Obviously, I want to reuse the best Open Source foundations available for accomplishing this task. Looking around for Java-based solutions I found Rome and the Jakarta FeedParser.
The latter seem somewhat more mature and it already includes “an advanced networking layer which meets the requirements necessary for providing XML aggregations services over HTTP. This includes support for If-None-Match (ETags), If-Modified-Since (HTTP 304 Not Modified), gzip content encoding (compression), User Agent modification, non-infinite timeouts, event callbacks for download progress, support for setting HTTP Referrer headers, maximum content downloads (no files larger than N bytes), ability to use custom HTTP methods (HEAD, GET, PUT, POST) etc.”
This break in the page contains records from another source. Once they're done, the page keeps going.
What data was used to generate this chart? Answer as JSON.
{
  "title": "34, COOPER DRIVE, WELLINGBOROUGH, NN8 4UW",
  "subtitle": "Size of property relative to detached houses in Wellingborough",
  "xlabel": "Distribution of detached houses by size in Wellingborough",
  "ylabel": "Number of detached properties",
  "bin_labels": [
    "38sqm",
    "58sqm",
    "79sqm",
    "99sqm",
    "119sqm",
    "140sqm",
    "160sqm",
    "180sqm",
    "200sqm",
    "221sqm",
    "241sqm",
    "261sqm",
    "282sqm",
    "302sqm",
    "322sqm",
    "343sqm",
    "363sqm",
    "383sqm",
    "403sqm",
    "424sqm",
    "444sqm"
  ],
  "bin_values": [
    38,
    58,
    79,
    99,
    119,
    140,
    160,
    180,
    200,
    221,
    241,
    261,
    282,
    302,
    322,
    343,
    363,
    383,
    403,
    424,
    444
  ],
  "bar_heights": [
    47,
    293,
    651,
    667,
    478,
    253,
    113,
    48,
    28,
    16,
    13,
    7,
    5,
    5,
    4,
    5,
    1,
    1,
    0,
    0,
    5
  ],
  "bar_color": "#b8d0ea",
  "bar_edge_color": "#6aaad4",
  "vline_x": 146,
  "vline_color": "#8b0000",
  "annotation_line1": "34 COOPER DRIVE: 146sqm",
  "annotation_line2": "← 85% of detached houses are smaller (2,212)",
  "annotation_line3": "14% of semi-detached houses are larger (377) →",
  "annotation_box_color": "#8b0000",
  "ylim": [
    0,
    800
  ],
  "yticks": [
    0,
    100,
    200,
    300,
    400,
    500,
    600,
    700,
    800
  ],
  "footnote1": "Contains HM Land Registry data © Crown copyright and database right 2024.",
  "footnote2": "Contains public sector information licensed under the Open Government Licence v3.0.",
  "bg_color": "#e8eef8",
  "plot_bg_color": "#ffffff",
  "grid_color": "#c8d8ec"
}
It also supports autodiscovery and apparently it is being used by Rojo, so it’s not vaporware.
On the other hand, a suitable networking layer is available for Rome as a subproject. Moreover, there is at least one implementation of a persistence mechanism for feeds (Aqueduct-Prevayler) while there doesn’t seem to be one for FeedParser.
Everything considered, I’d be inclined to start experimenting with FeedParser, unless you, my dear readers, have some suggestions to make. In which case, please leave a comment.
Update: my first brush with FeedParser didn’t exactly inspire much confidence in me, as there is no downloadable distribution, but you have to use Subversion and the SVN URL on the website is wrong (hint: the correct one seems to be http://svn.apache.org/repos/asf/jakarta/commons/proper/feedparser/trunk/). Then no build instructions are provided. Looks like it uses Maven :(. Luckily, a plain Ant build file is provided and I managed to build a JAR file.